Primary and Secondary Sources
Primary sources are original intellectual content such as artistic works, diaries, eyewitness or contemporary newspaper reports, memoirs, speeches, government reports & statistics, or other sources of evidence written or created during the time under study.
Primary sources generally serve as foundation material for a subject area. Primary sources allow researchers to analyze data or objects for themselves in order to come up with alternate theories and opinions.
Primary sources can be speeches, letters, interviews, news programs, official records, novels, art, music, and scholarly journal articles reporting NEW research findings.
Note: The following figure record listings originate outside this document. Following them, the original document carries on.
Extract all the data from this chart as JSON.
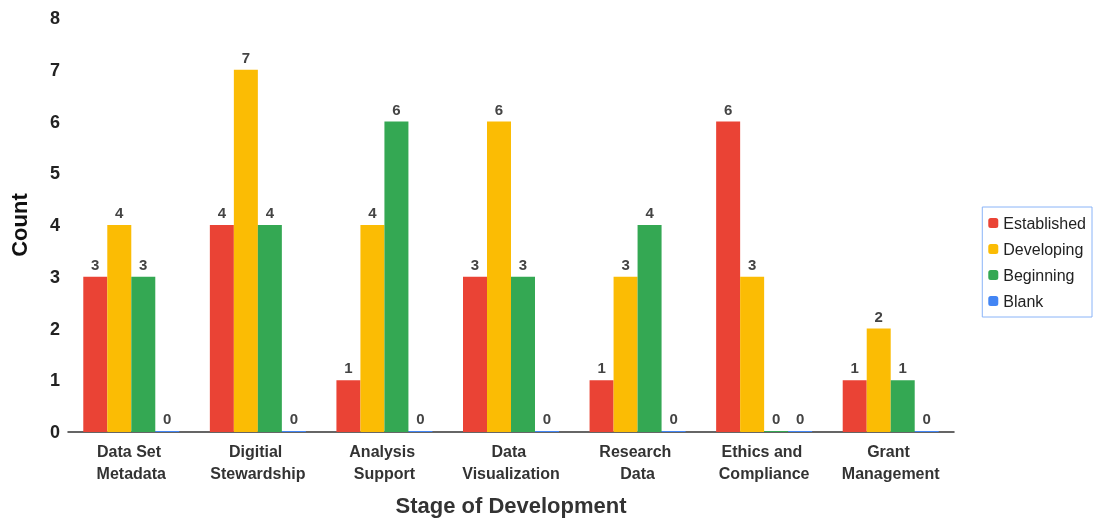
{
  "chart_data": {
    "type": "bar",
    "xlabel": "Stage of Development",
    "ylabel": "Count",
    "categories": [
      "Data Set Metadata",
      "Digitial Stewardship",
      "Analysis Support",
      "Data Visualization",
      "Research Data",
      "Ethics and Compliance",
      "Grant Management"
    ],
    "series": [
      {
        "name": "Established",
        "color": "#ea4335",
        "values": [
          3,
          4,
          1,
          3,
          1,
          6,
          1
        ]
      },
      {
        "name": "Developing",
        "color": "#fbbc04",
        "values": [
          4,
          7,
          4,
          6,
          3,
          3,
          2
        ]
      },
      {
        "name": "Beginning",
        "color": "#34a853",
        "values": [
          3,
          4,
          6,
          3,
          4,
          0,
          1
        ]
      },
      {
        "name": "Blank",
        "color": "#4285f4",
        "values": [
          0,
          0,
          0,
          0,
          0,
          0,
          0
        ]
      }
    ],
    "ylim": [
      0,
      8
    ],
    "yticks": [
      0,
      1,
      2,
      3,
      4,
      5,
      6,
      7,
      8
    ],
    "grid": false,
    "legend": "right",
    "data_labels": true
  }
}
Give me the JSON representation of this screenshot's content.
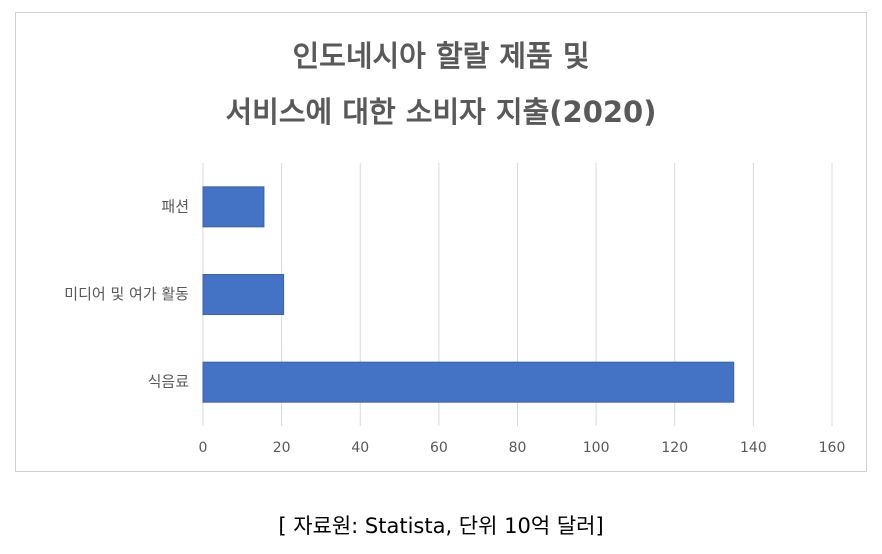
{
  "chart_data": {
    "type": "bar",
    "orientation": "horizontal",
    "title": [
      "인도네시아 할랄 제품 및",
      "서비스에 대한 소비자 지출(2020)"
    ],
    "categories": [
      "패션",
      "미디어 및 여가 활동",
      "식음료"
    ],
    "values": [
      15.5,
      20.5,
      135
    ],
    "color": "#4472c4",
    "xlim": [
      0,
      160
    ],
    "xticks": [
      0,
      20,
      40,
      60,
      80,
      100,
      120,
      140,
      160
    ],
    "grid": true,
    "caption": "[ 자료원: Statista, 단위 10억 달러]"
  }
}
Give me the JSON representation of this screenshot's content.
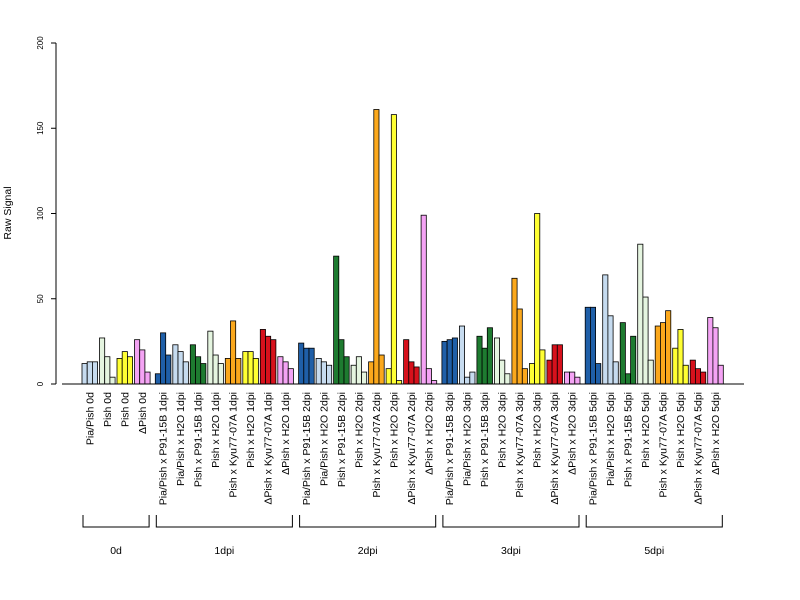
{
  "chart_data": {
    "type": "bar",
    "title": "",
    "xlabel": "",
    "ylabel": "Raw Signal",
    "ylim": [
      0,
      200
    ],
    "yticks": [
      0,
      50,
      100,
      150,
      200
    ],
    "grid": false,
    "legend": "none",
    "groups": [
      {
        "label": "0d",
        "categories": [
          {
            "label": "Pia/Pish 0d",
            "values": [
              12,
              13,
              13
            ],
            "colors": [
              "#c6dbef",
              "#c6dbef",
              "#c6dbef"
            ]
          },
          {
            "label": "Pish 0d",
            "values": [
              27,
              16,
              4
            ],
            "colors": [
              "#e5f5e0",
              "#e5f5e0",
              "#e5f5e0"
            ]
          },
          {
            "label": "Pish 0d",
            "values": [
              15,
              19,
              16
            ],
            "colors": [
              "#ffff33",
              "#ffff33",
              "#ffff33"
            ]
          },
          {
            "label": "ΔPish 0d",
            "values": [
              26,
              20,
              7
            ],
            "colors": [
              "#f4a3f4",
              "#f4a3f4",
              "#f4a3f4"
            ]
          }
        ]
      },
      {
        "label": "1dpi",
        "categories": [
          {
            "label": "Pia/Pish x P91-15B 1dpi",
            "values": [
              6,
              30,
              17
            ],
            "colors": [
              "#1f5fa8",
              "#1f5fa8",
              "#1f5fa8"
            ]
          },
          {
            "label": "Pia/Pish x H2O 1dpi",
            "values": [
              23,
              19,
              13
            ],
            "colors": [
              "#c6dbef",
              "#c6dbef",
              "#c6dbef"
            ]
          },
          {
            "label": "Pish x P91-15B 1dpi",
            "values": [
              23,
              16,
              12
            ],
            "colors": [
              "#1e7b30",
              "#1e7b30",
              "#1e7b30"
            ]
          },
          {
            "label": "Pish x H2O 1dpi",
            "values": [
              31,
              17,
              12
            ],
            "colors": [
              "#e5f5e0",
              "#e5f5e0",
              "#e5f5e0"
            ]
          },
          {
            "label": "Pish x Kyu77-07A 1dpi",
            "values": [
              15,
              37,
              15
            ],
            "colors": [
              "#fba81c",
              "#fba81c",
              "#fba81c"
            ]
          },
          {
            "label": "Pish x H2O 1dpi",
            "values": [
              19,
              19,
              15
            ],
            "colors": [
              "#ffff33",
              "#ffff33",
              "#ffff33"
            ]
          },
          {
            "label": "ΔPish x Kyu77-07A 1dpi",
            "values": [
              32,
              28,
              26
            ],
            "colors": [
              "#d7111c",
              "#d7111c",
              "#d7111c"
            ]
          },
          {
            "label": "ΔPish x H2O 1dpi",
            "values": [
              16,
              13,
              9
            ],
            "colors": [
              "#f4a3f4",
              "#f4a3f4",
              "#f4a3f4"
            ]
          }
        ]
      },
      {
        "label": "2dpi",
        "categories": [
          {
            "label": "Pia/Pish x P91-15B 2dpi",
            "values": [
              24,
              21,
              21
            ],
            "colors": [
              "#1f5fa8",
              "#1f5fa8",
              "#1f5fa8"
            ]
          },
          {
            "label": "Pia/Pish x H2O 2dpi",
            "values": [
              15,
              13,
              11
            ],
            "colors": [
              "#c6dbef",
              "#c6dbef",
              "#c6dbef"
            ]
          },
          {
            "label": "Pish x P91-15B 2dpi",
            "values": [
              75,
              26,
              16
            ],
            "colors": [
              "#1e7b30",
              "#1e7b30",
              "#1e7b30"
            ]
          },
          {
            "label": "Pish x H2O 2dpi",
            "values": [
              11,
              16,
              7
            ],
            "colors": [
              "#e5f5e0",
              "#e5f5e0",
              "#e5f5e0"
            ]
          },
          {
            "label": "Pish x Kyu77-07A 2dpi",
            "values": [
              13,
              161,
              17
            ],
            "colors": [
              "#fba81c",
              "#fba81c",
              "#fba81c"
            ]
          },
          {
            "label": "Pish x H2O 2dpi",
            "values": [
              9,
              158,
              2
            ],
            "colors": [
              "#ffff33",
              "#ffff33",
              "#ffff33"
            ]
          },
          {
            "label": "ΔPish x Kyu77-07A 2dpi",
            "values": [
              26,
              13,
              10
            ],
            "colors": [
              "#d7111c",
              "#d7111c",
              "#d7111c"
            ]
          },
          {
            "label": "ΔPish x H2O 2dpi",
            "values": [
              99,
              9,
              2
            ],
            "colors": [
              "#f4a3f4",
              "#f4a3f4",
              "#f4a3f4"
            ]
          }
        ]
      },
      {
        "label": "3dpi",
        "categories": [
          {
            "label": "Pia/Pish x P91-15B 3dpi",
            "values": [
              25,
              26,
              27
            ],
            "colors": [
              "#1f5fa8",
              "#1f5fa8",
              "#1f5fa8"
            ]
          },
          {
            "label": "Pia/Pish x H2O 3dpi",
            "values": [
              34,
              4,
              7
            ],
            "colors": [
              "#c6dbef",
              "#c6dbef",
              "#c6dbef"
            ]
          },
          {
            "label": "Pish x P91-15B 3dpi",
            "values": [
              28,
              21,
              33
            ],
            "colors": [
              "#1e7b30",
              "#1e7b30",
              "#1e7b30"
            ]
          },
          {
            "label": "Pish x H2O 3dpi",
            "values": [
              27,
              14,
              6
            ],
            "colors": [
              "#e5f5e0",
              "#e5f5e0",
              "#e5f5e0"
            ]
          },
          {
            "label": "Pish x Kyu77-07A 3dpi",
            "values": [
              62,
              44,
              9
            ],
            "colors": [
              "#fba81c",
              "#fba81c",
              "#fba81c"
            ]
          },
          {
            "label": "Pish x H2O 3dpi",
            "values": [
              12,
              100,
              20
            ],
            "colors": [
              "#ffff33",
              "#ffff33",
              "#ffff33"
            ]
          },
          {
            "label": "ΔPish x Kyu77-07A 3dpi",
            "values": [
              14,
              23,
              23
            ],
            "colors": [
              "#d7111c",
              "#d7111c",
              "#d7111c"
            ]
          },
          {
            "label": "ΔPish x H2O 3dpi",
            "values": [
              7,
              7,
              4
            ],
            "colors": [
              "#f4a3f4",
              "#f4a3f4",
              "#f4a3f4"
            ]
          }
        ]
      },
      {
        "label": "5dpi",
        "categories": [
          {
            "label": "Pia/Pish x P91-15B 5dpi",
            "values": [
              45,
              45,
              12
            ],
            "colors": [
              "#1f5fa8",
              "#1f5fa8",
              "#1f5fa8"
            ]
          },
          {
            "label": "Pia/Pish x H2O 5dpi",
            "values": [
              64,
              40,
              13
            ],
            "colors": [
              "#c6dbef",
              "#c6dbef",
              "#c6dbef"
            ]
          },
          {
            "label": "Pish x P91-15B 5dpi",
            "values": [
              36,
              6,
              28
            ],
            "colors": [
              "#1e7b30",
              "#1e7b30",
              "#1e7b30"
            ]
          },
          {
            "label": "Pish x H2O 5dpi",
            "values": [
              82,
              51,
              14
            ],
            "colors": [
              "#e5f5e0",
              "#e5f5e0",
              "#e5f5e0"
            ]
          },
          {
            "label": "Pish x Kyu77-07A 5dpi",
            "values": [
              34,
              36,
              43
            ],
            "colors": [
              "#fba81c",
              "#fba81c",
              "#fba81c"
            ]
          },
          {
            "label": "Pish x H2O 5dpi",
            "values": [
              21,
              32,
              11
            ],
            "colors": [
              "#ffff33",
              "#ffff33",
              "#ffff33"
            ]
          },
          {
            "label": "ΔPish x Kyu77-07A 5dpi",
            "values": [
              14,
              9,
              7
            ],
            "colors": [
              "#d7111c",
              "#d7111c",
              "#d7111c"
            ]
          },
          {
            "label": "ΔPish x H2O 5dpi",
            "values": [
              39,
              33,
              11
            ],
            "colors": [
              "#f4a3f4",
              "#f4a3f4",
              "#f4a3f4"
            ]
          }
        ]
      }
    ]
  }
}
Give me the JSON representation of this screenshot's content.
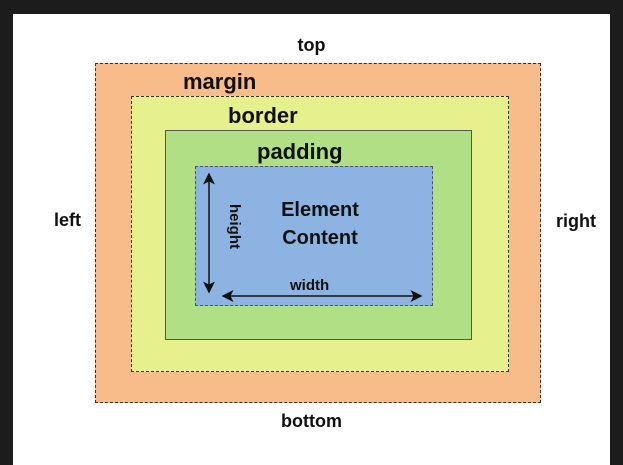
{
  "labels": {
    "top": "top",
    "bottom": "bottom",
    "left": "left",
    "right": "right"
  },
  "boxes": {
    "margin": "margin",
    "border": "border",
    "padding": "padding",
    "content_line1": "Element",
    "content_line2": "Content"
  },
  "dimensions": {
    "width": "width",
    "height": "height"
  },
  "colors": {
    "margin": "#f8bb8a",
    "border": "#e6f08c",
    "padding": "#b1df85",
    "content": "#8db3e2"
  }
}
Secondary sources interpret, analyze, or comment on primary sources. Secondary sources can be encyclopedias, books, newspaper articles, reviews, critical essays, journal articles, or textbooks. When a writer looks at a primary document, and produces a work that tries to make sense of what he or she finds, the result is a secondary study or secondary source.
A secondary source is any source about an event, period, or issue in history that was produced after that event, period, or issue has passed. The most commonly assigned secondary source in college writing is a scholarly monograph - a volume about a specific subject in the past, written by an expert. Articles in scholarly journals, which are similar to monographs, but on a smaller, more focused scale are also common secondary sources.
Scholarly monographs and articles are very useful sources. Written by experts, they come with a certain built-in "credibility"; articles are often peer-reviewed, meaning that they have been judged worthy of publication by other experts in the field prior to going into print. Similarly, books and monographs go through elaborate pre-publication editing processes to ensure a minimum of factual errors.
Tertiary sources repackage the information provided by the other two types of sources. Examples include dictionaries or encyclopedias that summarize or abstract information, and present it in an easy to interpret format.